Pour reformuler on voit que la majorité des pays africains n’ont pas encore développé malgré une certaines avancée dans l’usage des TIC, un cadre législatif assez potable pour gérer et protéger les données personnelles des utilisateurs de leur pays.

Quand bien même sur le plan continental une convention avait été adoptée le 27 juin 2014, portant sur la cybersécurité, la protection des données personnelles lors d’une convention de l’Union africaine à Malabo Guinée équatoriale, on se rendra compte que les décisions prises et les engagements tardent à entrer en vigueur dans l’ordre juridique des pays signataires. Le 10 juillet 2018, c’est-à-dire au terme de l’échéance des signatures de ladite convention, il n’y avait que 10 pays sur 55 qu’il avait effectivement signés. Ces pays se comptent parmi le Tchad, le Bénin, le Congo, les îles Comores, la Guinée-Bissau, le Ghana, la Mauritanie, la Sierra Leone, Sao Tomé-et-Principe, et Zambie. Parmi eux seulement le Sénégal et les îles Maurice l’ont a ratifié.

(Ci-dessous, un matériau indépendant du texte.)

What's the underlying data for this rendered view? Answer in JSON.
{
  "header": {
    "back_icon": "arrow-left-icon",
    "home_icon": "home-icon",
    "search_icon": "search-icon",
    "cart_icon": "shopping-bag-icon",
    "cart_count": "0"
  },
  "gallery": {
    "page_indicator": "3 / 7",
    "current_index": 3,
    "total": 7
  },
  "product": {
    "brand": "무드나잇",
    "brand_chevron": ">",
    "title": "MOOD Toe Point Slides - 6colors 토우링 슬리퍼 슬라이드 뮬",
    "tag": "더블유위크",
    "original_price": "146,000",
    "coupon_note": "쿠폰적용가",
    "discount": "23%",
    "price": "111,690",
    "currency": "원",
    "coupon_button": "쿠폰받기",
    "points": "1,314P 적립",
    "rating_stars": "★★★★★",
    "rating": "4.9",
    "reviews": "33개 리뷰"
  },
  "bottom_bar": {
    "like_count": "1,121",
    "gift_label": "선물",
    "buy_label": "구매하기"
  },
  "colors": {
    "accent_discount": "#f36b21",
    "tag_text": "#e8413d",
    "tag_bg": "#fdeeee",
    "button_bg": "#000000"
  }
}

Au vu de ses lacunes juridiques du continent africain dans le secteur du numérique, l’avocat spécialisé au cabinet Bird & Bird, Merav Griguer à signifier que tout ceci : « risque de porter préjudice à ses intérêts économique et sécuritaire à long terme si elle n’est pas résolue. » par ailleurs il a été reconnu une chose qui est très essentiel : « C’est un enjeu de souveraineté nationale. Si un état laisse fuir les données de ses citoyens à l’extérieur, elles pourront éventuellement être utilisées contre lui ».

Nous sommes à l’ère du Big data, et plusieurs spécialistes viennent le soulever. Les données quelle que soit leur nature, (bancaire religieuse sexuelle médical, etc.) représente une mine d’or pour les firmes européennes et américaines. Avec une exploitation intelligente et contrôlée de toutes les informations que les Africains laissent leur échapper sans aucun contrôle, Il va de soi que le retour de bâton sera plus que difficile car au bout, ils devront faire face à un contrôle sur le plan économique. Une nouvelle forme de colonisation qui va naître sur la base des nouvelles technologies.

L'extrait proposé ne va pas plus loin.